Frente a ese poder de uno, sin división ni equilibrio, se enfrentó la ley y después la justicia, pero el poder ilimitado desconoce la ley y se solaza en la injusticia. Consecuencia: el desdoro del poder, el aborrecimiento de lo político y el abandono de la comunalidad.
De paso, los humanos dejamos de vivir en la realidad y pasamos a vivir del discurso y de su percepción, la frontera entre verdad y mentira se difuminó, el pensamiento crítico pasó a ser un elefante en medio de las sábanas y nosotros algo, no alguien.
Hoy todo es derrumbe y podredumbre, no hay autoridad, más sí poder, uno de unos que lo único que no quieren es que regrese a su origen plural, activo y concertado, para eso necesitan tenernos todos los días distraídos en fruslerías y escándalos, mientras el mundo se abisma en los infiernos.

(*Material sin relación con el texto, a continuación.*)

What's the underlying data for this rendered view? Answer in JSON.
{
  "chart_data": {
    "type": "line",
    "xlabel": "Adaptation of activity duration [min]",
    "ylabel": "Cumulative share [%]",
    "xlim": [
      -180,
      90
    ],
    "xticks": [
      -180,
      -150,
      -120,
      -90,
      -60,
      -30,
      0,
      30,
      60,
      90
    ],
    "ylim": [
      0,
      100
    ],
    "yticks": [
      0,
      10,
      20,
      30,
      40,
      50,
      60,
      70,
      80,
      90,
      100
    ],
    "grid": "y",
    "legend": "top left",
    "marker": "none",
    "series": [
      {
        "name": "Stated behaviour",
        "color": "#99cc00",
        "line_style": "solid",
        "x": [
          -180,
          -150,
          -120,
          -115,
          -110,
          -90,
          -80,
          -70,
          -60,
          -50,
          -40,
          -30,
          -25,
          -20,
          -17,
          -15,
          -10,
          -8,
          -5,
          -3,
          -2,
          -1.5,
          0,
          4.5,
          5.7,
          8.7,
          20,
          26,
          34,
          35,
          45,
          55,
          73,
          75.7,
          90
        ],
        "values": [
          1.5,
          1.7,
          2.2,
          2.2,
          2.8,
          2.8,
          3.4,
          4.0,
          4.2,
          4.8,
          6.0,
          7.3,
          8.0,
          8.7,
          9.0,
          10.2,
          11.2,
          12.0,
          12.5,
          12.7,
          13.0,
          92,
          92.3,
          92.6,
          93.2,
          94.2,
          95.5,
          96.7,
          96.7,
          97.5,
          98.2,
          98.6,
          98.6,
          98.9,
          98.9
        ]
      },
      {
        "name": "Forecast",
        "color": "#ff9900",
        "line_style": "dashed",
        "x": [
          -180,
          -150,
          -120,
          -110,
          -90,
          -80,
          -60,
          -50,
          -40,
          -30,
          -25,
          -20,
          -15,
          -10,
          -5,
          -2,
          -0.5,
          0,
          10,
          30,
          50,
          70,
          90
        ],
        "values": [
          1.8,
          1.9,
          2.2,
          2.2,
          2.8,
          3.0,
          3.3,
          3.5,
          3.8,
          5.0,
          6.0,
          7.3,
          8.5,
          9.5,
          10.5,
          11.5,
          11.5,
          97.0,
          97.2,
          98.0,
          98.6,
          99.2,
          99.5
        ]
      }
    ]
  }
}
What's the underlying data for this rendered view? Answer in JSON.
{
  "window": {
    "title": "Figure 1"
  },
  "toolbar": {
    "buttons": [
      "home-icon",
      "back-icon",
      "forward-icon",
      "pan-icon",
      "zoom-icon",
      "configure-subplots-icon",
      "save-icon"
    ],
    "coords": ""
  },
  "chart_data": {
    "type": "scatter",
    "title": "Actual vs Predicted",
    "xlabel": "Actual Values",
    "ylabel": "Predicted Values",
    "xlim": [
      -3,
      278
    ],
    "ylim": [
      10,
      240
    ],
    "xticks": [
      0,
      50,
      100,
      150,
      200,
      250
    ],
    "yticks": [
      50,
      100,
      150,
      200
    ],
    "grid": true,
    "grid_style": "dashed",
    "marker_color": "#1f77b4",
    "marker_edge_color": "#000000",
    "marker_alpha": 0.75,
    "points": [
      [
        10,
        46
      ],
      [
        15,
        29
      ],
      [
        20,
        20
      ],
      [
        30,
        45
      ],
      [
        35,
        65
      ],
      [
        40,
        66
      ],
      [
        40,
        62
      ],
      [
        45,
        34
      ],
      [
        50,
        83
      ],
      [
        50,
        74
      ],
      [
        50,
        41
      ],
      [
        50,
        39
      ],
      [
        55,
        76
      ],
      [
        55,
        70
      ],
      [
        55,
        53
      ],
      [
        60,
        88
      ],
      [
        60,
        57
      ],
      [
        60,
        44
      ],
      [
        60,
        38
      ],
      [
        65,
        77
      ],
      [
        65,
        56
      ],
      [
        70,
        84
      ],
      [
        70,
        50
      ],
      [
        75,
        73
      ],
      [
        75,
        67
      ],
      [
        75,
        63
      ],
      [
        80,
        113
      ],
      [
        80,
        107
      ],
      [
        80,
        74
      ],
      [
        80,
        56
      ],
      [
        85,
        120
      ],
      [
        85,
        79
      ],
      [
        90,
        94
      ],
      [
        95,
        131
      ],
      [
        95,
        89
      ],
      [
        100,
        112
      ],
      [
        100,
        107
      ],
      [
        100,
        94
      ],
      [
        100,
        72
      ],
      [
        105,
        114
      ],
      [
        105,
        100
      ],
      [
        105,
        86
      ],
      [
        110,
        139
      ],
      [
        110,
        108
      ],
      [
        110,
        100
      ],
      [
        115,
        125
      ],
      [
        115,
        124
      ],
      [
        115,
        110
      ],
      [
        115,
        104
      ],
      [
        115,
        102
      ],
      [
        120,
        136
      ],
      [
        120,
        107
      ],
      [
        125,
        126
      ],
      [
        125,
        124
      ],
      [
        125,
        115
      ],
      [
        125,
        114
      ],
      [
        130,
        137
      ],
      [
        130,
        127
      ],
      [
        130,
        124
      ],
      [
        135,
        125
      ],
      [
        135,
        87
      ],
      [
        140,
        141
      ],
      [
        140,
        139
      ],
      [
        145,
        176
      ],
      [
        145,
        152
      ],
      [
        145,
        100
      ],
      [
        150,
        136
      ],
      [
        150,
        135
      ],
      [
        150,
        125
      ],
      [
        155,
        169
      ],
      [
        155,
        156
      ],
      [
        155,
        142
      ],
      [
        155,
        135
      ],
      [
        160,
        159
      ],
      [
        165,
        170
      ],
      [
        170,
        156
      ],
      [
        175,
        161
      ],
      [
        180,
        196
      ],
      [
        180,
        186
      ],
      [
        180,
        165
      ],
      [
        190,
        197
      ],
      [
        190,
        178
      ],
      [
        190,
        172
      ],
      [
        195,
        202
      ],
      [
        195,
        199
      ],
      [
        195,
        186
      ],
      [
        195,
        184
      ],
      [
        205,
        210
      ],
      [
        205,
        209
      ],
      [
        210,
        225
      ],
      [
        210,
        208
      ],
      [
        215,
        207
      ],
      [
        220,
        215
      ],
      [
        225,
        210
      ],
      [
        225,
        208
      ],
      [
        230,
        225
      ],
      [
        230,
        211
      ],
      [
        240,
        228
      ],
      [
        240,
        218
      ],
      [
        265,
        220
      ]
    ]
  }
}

Lo nuestro es además el desarraigo en nuestra propia casa, en él no tienen cabida las dimensiones de grandeza ni de profundidad, que en sí se implican: toda grandeza irradia desde lo profundo: “el desarraigo trae consigo la dimensión de la anchura, que en cuanto tal lleva en sí el aplanamiento como superficialidad” (Arendt). Por tanto, también el poder hoy carece de grandeza y profundidad, es tan superficial como plano, carece de ardor, exuda aburrición, perece al instante, es refractario a la memoria, no enraíza. No sólo no es enano, es vulgar.